Practicing healers seem less concerned about what happens in the brain than with the shifts in attitude and outlook — and the joy — it can bring about in patients.
At a class I visited in Stockton, Calif., for severely disabled adolescents, two would-be music therapists worked to engage their patients in dialogue, singing or motion. The young therapists were in their junior year at the University of the Pacific, and they were singing Beatles tunes while strumming an electronic instrument called an omnichord.
The hard-to-reach kids took a long time to acknowledge the visiting musical therapists, but they eventually seemed to come around. They smiled, gave the therapists high fives and strummed the omnichord to make music of their own. For these kids, the interactions were encouraging, though certainly not a solution to their overwhelming problems.
Music therapy gained popularity after veterans used it following both World War I and World War II. Today more than 70 colleges and universities offer music therapy programs. Students who pass an examination process receive certification from a professional board.
Much of the research on music therapy’s effects seems to say it often works in reducing anxiety and pain, distracting distressed patients and helping normalize blood pressure and breathing. That might seem obvious; music has a lengthy history of soothing the savage breast. But music therapists say that although music itself will calm people down (or excite them, depending on the type of music), actual music therapy differs from leisure listening or instrument playing.

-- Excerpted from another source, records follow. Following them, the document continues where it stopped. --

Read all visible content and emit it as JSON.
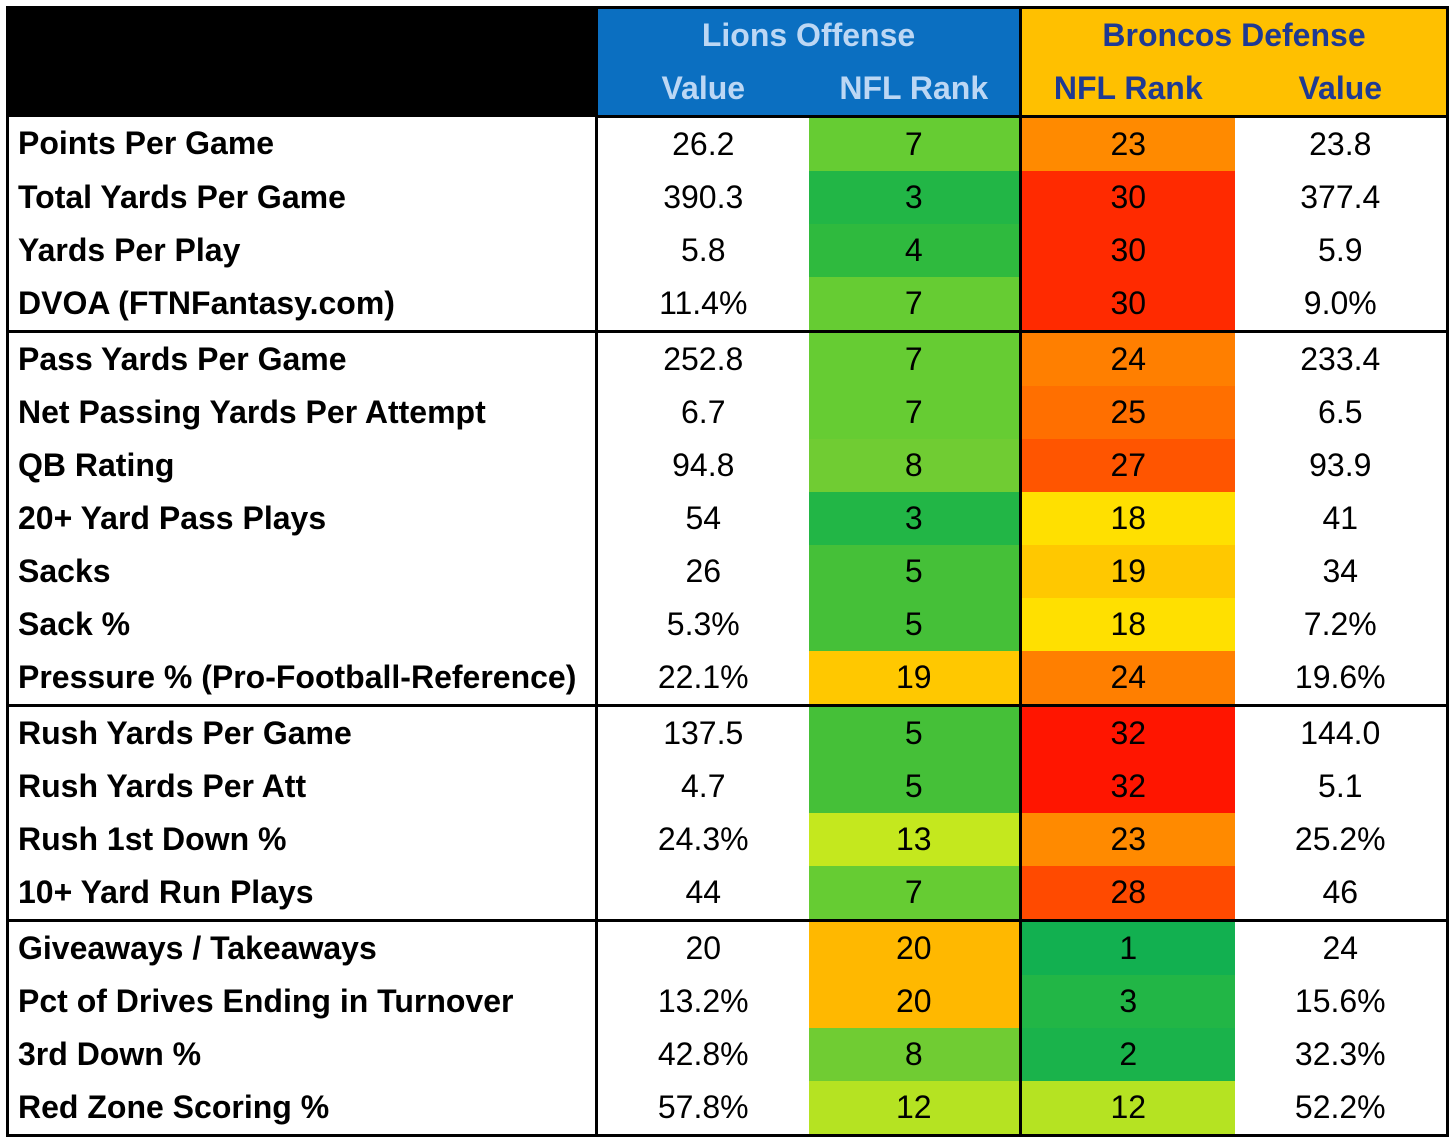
{
  "header": {
    "offense_title": "Lions Offense",
    "defense_title": "Broncos Defense",
    "offense_cols": [
      "Value",
      "NFL Rank"
    ],
    "defense_cols": [
      "NFL Rank",
      "Value"
    ]
  },
  "groups": [
    {
      "rows": [
        {
          "label": "Points Per Game",
          "off_value": "26.2",
          "off_rank": "7",
          "off_color": "#66cc33",
          "def_rank": "23",
          "def_color": "#ff8a00",
          "def_value": "23.8"
        },
        {
          "label": "Total Yards Per Game",
          "off_value": "390.3",
          "off_rank": "3",
          "off_color": "#22b646",
          "def_rank": "30",
          "def_color": "#ff2a00",
          "def_value": "377.4"
        },
        {
          "label": "Yards Per Play",
          "off_value": "5.8",
          "off_rank": "4",
          "off_color": "#2fba3e",
          "def_rank": "30",
          "def_color": "#ff2a00",
          "def_value": "5.9"
        },
        {
          "label": "DVOA (FTNFantasy.com)",
          "off_value": "11.4%",
          "off_rank": "7",
          "off_color": "#66cc33",
          "def_rank": "30",
          "def_color": "#ff2a00",
          "def_value": "9.0%"
        }
      ]
    },
    {
      "rows": [
        {
          "label": "Pass Yards Per Game",
          "off_value": "252.8",
          "off_rank": "7",
          "off_color": "#66cc33",
          "def_rank": "24",
          "def_color": "#ff7f00",
          "def_value": "233.4"
        },
        {
          "label": "Net Passing Yards Per Attempt",
          "off_value": "6.7",
          "off_rank": "7",
          "off_color": "#66cc33",
          "def_rank": "25",
          "def_color": "#ff6f00",
          "def_value": "6.5"
        },
        {
          "label": "QB Rating",
          "off_value": "94.8",
          "off_rank": "8",
          "off_color": "#70cc33",
          "def_rank": "27",
          "def_color": "#ff5500",
          "def_value": "93.9"
        },
        {
          "label": "20+ Yard Pass Plays",
          "off_value": "54",
          "off_rank": "3",
          "off_color": "#22b646",
          "def_rank": "18",
          "def_color": "#ffe000",
          "def_value": "41"
        },
        {
          "label": "Sacks",
          "off_value": "26",
          "off_rank": "5",
          "off_color": "#45c038",
          "def_rank": "19",
          "def_color": "#ffc800",
          "def_value": "34"
        },
        {
          "label": "Sack %",
          "off_value": "5.3%",
          "off_rank": "5",
          "off_color": "#45c038",
          "def_rank": "18",
          "def_color": "#ffe000",
          "def_value": "7.2%"
        },
        {
          "label": "Pressure % (Pro-Football-Reference)",
          "off_value": "22.1%",
          "off_rank": "19",
          "off_color": "#ffc800",
          "def_rank": "24",
          "def_color": "#ff7f00",
          "def_value": "19.6%"
        }
      ]
    },
    {
      "rows": [
        {
          "label": "Rush Yards Per Game",
          "off_value": "137.5",
          "off_rank": "5",
          "off_color": "#45c038",
          "def_rank": "32",
          "def_color": "#ff1500",
          "def_value": "144.0"
        },
        {
          "label": "Rush Yards Per Att",
          "off_value": "4.7",
          "off_rank": "5",
          "off_color": "#45c038",
          "def_rank": "32",
          "def_color": "#ff1500",
          "def_value": "5.1"
        },
        {
          "label": "Rush 1st Down %",
          "off_value": "24.3%",
          "off_rank": "13",
          "off_color": "#c4e81e",
          "def_rank": "23",
          "def_color": "#ff8a00",
          "def_value": "25.2%"
        },
        {
          "label": "10+ Yard Run Plays",
          "off_value": "44",
          "off_rank": "7",
          "off_color": "#66cc33",
          "def_rank": "28",
          "def_color": "#ff4a00",
          "def_value": "46"
        }
      ]
    },
    {
      "rows": [
        {
          "label": "Giveaways / Takeaways",
          "off_value": "20",
          "off_rank": "20",
          "off_color": "#ffb800",
          "def_rank": "1",
          "def_color": "#12b050",
          "def_value": "24"
        },
        {
          "label": "Pct of Drives Ending in Turnover",
          "off_value": "13.2%",
          "off_rank": "20",
          "off_color": "#ffb800",
          "def_rank": "3",
          "def_color": "#22b646",
          "def_value": "15.6%"
        },
        {
          "label": "3rd Down %",
          "off_value": "42.8%",
          "off_rank": "8",
          "off_color": "#70cc33",
          "def_rank": "2",
          "def_color": "#1ab34b",
          "def_value": "32.3%"
        },
        {
          "label": "Red Zone Scoring %",
          "off_value": "57.8%",
          "off_rank": "12",
          "off_color": "#b5e322",
          "def_rank": "12",
          "def_color": "#b5e322",
          "def_value": "52.2%"
        }
      ]
    }
  ]
}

“It isn’t ‘Johnny went to choir, and Johnny got better.’ It’s that Johnny has a music therapist and together with the music therapist he got better,” Waldon said. Trained therapists learn to find ways to engage their patients, to pick the right tunes or instruments, and to get their subjects involved. They can encourage improvisation and promote learning through music. In many cases, therapists work one-on-one with patients and tailor therapy to that patient’s needs and musical tastes.
“I don’t think there’s any music therapist around that wouldn’t advocate for engaging in music,” Waldon said. “I mean, music is such a wonderful phenomenon. It’s exclusively a human phenomenon. We think people should be engaged in music. They should be in choirs, they should sing at home. They should sing to their children. They should play in the band.”
But Waldon noted that although engaging in music through square dancing or listening to your iPod may have a therapeutic effect, it’s not therapy. “The term therapy itself says that there’s a therapeutic relationship and there’s an intentional use of music to address non-musical goals,” he said.
Is that splitting hairs? Maybe not. Therapists and scientists studying music’s effects continue to explore how music changes the brain and impacts health, and they hope to eventually develop therapies that are more effective, more targeted at curing — or at least easing — some of mankind’s ills.